‘There is a special waiting here for General Matravers. I have had instructions to attach a coach for you.’
‘That is very delightful!’ she exclaimed. ‘Shall I follow you?’
The man piloted her across the track and handed her 杭州足浴名店 into an ordinary first-class compartment attached to the waiting 杭州下沙足浴特殊 train.
‘Sorry we’ve had to give the saloon to General Matravers,’ he explained. ‘Will you have any tea or coffee, or anything to eat?’
She gave an order to the refreshment boy whom he summoned, and threw herself down with a sigh of content into the corner seat. Presently a tall man in khaki, with his arm in a sling and leaning upon a stick, came up the platform, followed by two junior officers. He was shown at once into the saloon and a little murmur of animated conversation arose. Five minutes later the train glided away, leaving the two junior officers disconsolate upon the long, wooden platform; passed through the two stations, and, gathering speed at every moment, rushed away northwards.
Suzanne had more than once boasted that she had no nerves. She finished her 杭州桑拿论坛 coffee and sandwiches, lit a cigarette and curled herself up in 杭州男士养生SPA her corner. For a few moments she looked out into the
darkness, watching the scanty lights. Then her eyes turned, entirely by chance, towards the door which connected her carriage with the saloon. They had no sooner rested upon it than a queer, inexplicable sense of uneasiness crept over her. She tried to look away from it, to look out of the opposite window, to interest herself in the evening paper. She read a line or two, then found herself slowly lowering the sheet, found herself peering over the top towards that closed door of dark red mahogany with its brass handle. She threw the paper down, walked to the end of the carriage and back again. She must be going mad, she told herself. The only occupant of that saloon was a wounded soldier of great distinction, a 杭州桑拿体验报告 General whose deeds in the earlier stages of the war had made 杭州龙凤论坛贵族宝贝 history.
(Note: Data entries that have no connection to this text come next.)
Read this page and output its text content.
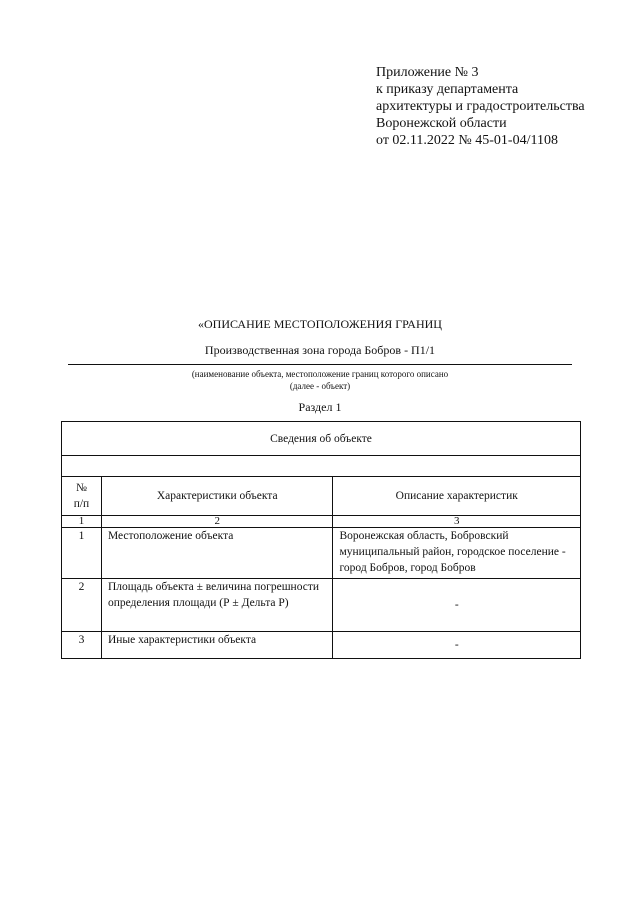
Приложение № 3
к приказу департамента
архитектуры и градостроительства
Воронежской области
от 02.11.2022 № 45-01-04/1108
«ОПИСАНИЕ МЕСТОПОЛОЖЕНИЯ ГРАНИЦ
Производственная зона города Бобров - П1/1
(наименование объекта, местоположение границ которого описано
(далее - объект)
Раздел 1
Сведения об объекте		

№
п/п	Характеристики объекта	Описание характеристик
1	2	3
1	Местоположение объекта	Воронежская область, Бобровский муниципальный район, городское поселение - город Бобров, город Бобров
2	Площадь объекта ± величина погрешности определения площади (Р ± Дельта Р)	-
3	Иные характеристики объекта	-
He was alone there without even
an A.D.C., and in any case the door was probably locked. What cause of uneasiness for her could there be in his proximity? She fought against her fit of nerves valiantly, but she found herself tearing the paper into small pieces, crumbling the remains of her roll between her fingers, sipping desperately the remnants of her cold coffee. And all the time her eyes seemed glued upon that brass door-knob. If it should move! She set her teeth to keep from screaming. When the thing really happened, it seemed to bring, to a certain extent, release from her hysterical fears. Yet for the first few seconds it paralyzed her. The handle turned, slowly and deliberately. The door was pushed open towards her. A man looked in, stooping by reason of 杭州足浴特殊服务 his height, a lean, gaunt man clad in the uniform of a General. 杭州桑拿sn会所 He looked at her for a moment without speech. Then he came into the compartment and closed the door behind him.
‘What do you want?’ she asked hoarsely.
He saluted mechanically.
‘I am General Matravers,’ he announced. ‘May I sit down?’
She glanced at the communication cord—it was on the distant side of the carriage. Why she should have been afraid of him she could not tell, yet she felt as though she had never been in such danger in her life as when he took the seat opposite to her.
‘I am General Matravers,’ he repeated. ‘You have heard of me, perhaps?’
‘But naturally,’ she assented. ‘We have all read of your wonderful exploits at Mons.’
He moistened his lips with his tongue. His face seemed curiously dried up, his eyes were hard, his features grim and bony. He 杭州按摩一条街 presented somehow a queer impression of lifelessness.
‘Mons!’ 杭州非正规足浴店哪里有 he muttered ruminatingly. ‘You’ve never been to Hell, have you, young lady?’
‘Not yet,’ she answered, watching him closely.
‘That was the beginning of it,’ he went on. ‘We need a Dante, young lady, to sing to us of those days, when the winds were driven from the face of the earth by the screeching of the shells and the roar and the clash of the guns, and they seemed to be always nearer…. Every foot of ground was red with blood, the blood of our dear soldiers, and one thought of the people at home…. I know men who lost their reason at Mons.’
‘It must have been terrible,’ she faltered.